Cliff stopped what he was doing and sighed. “Gypsy …”
I winced. “So I made a mistake?”
“Yeah,” he said using a tone that said he didn’t want to start a fight but that it was important. “I need a list. One like we got from the dads … uh … dad and uncle.”
I turned to look at him and saw something that gave me worse shivers than the news had; Cliff was scared. I’d never seen him scared; ever. Not even during the riot.
“Don’t freak out on me Gypsy. We’ve got to keep our heads in the game.”
“I’m trying not to.” I mentally shook myself. “Ok, serious I think we are OK on groceries. But … look, you know that canning stuff I ordered?”
“It would be really good if it has come in and you pick it up.”
“What else?” he asked.
“Pastas, rice, vinegar, dried beans, ammonia, lemon juice, borax, honey, white and brown sugar, bleach tablets …”
“Whoa, when you start a list …”
“I looked up Depression Era and World War II cooking and living when Uncle Carmichael flipped a switch and kept growling about it.”
“’K. I’m gonna change shirts. Can you write down the list?”
I did just that adding bulk oatmeal, grits, wheat berries, and more dried milk and eggs. I also made a call.
Cliff came in the kitchen right as I was hanging up.
“Phones are up?”
“Local calls only but yeah,” I said reminding myself to tell him what Uncle Carmichael had said and to ask him if he’d heard from his dad or brothers. “I got through to Mr. Oppenheim at the Mennonite grocery. He said the canning stuff came in this morning. He is also pulling an order for all this stuff on the list. Instead of the store he wants you to pull in the warehouse entrance and his son will show you where to go from there. This is pay back for helping his brother when his buggy broke down.”
“Hey, I didn’t
“Shut up Cliff. This is the way things work around here. Take this cash and …”
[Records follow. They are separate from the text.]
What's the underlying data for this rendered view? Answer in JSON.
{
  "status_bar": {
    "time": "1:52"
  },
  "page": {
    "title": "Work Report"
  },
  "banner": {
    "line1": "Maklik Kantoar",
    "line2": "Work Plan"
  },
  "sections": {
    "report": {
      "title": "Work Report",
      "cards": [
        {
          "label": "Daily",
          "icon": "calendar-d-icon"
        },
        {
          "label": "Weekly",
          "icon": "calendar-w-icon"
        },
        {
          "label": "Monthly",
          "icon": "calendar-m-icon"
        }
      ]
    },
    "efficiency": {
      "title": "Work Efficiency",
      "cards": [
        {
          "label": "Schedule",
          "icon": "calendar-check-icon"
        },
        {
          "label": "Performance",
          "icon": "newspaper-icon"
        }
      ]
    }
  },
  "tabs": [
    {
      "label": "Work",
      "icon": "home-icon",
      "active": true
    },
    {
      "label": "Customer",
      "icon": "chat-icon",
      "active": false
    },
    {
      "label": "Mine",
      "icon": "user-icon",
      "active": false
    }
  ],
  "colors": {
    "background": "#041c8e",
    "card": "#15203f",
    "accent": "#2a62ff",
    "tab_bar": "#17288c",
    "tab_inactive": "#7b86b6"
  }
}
“Holy ****! Where did THAT come from?!”
“Aunt Rachel’s Bank of Sealy.”
“Oh no. You ain’t saying …?!”
“She’s got a grudge against the bank for charging her a fee for something back in the 60s. And yes I know how crazy that sounds. The only reason she has a bank account at all is because of her social security and pension checks started requiring direct deposit. I’m her payee – Uncle Carmichael set it up – and he and I emptied things out making like it was to pay her medical bills.”
Cliff shook his head like we were all crazy, not just Aunt Rachel. “Explain it to me later. I gotta run.”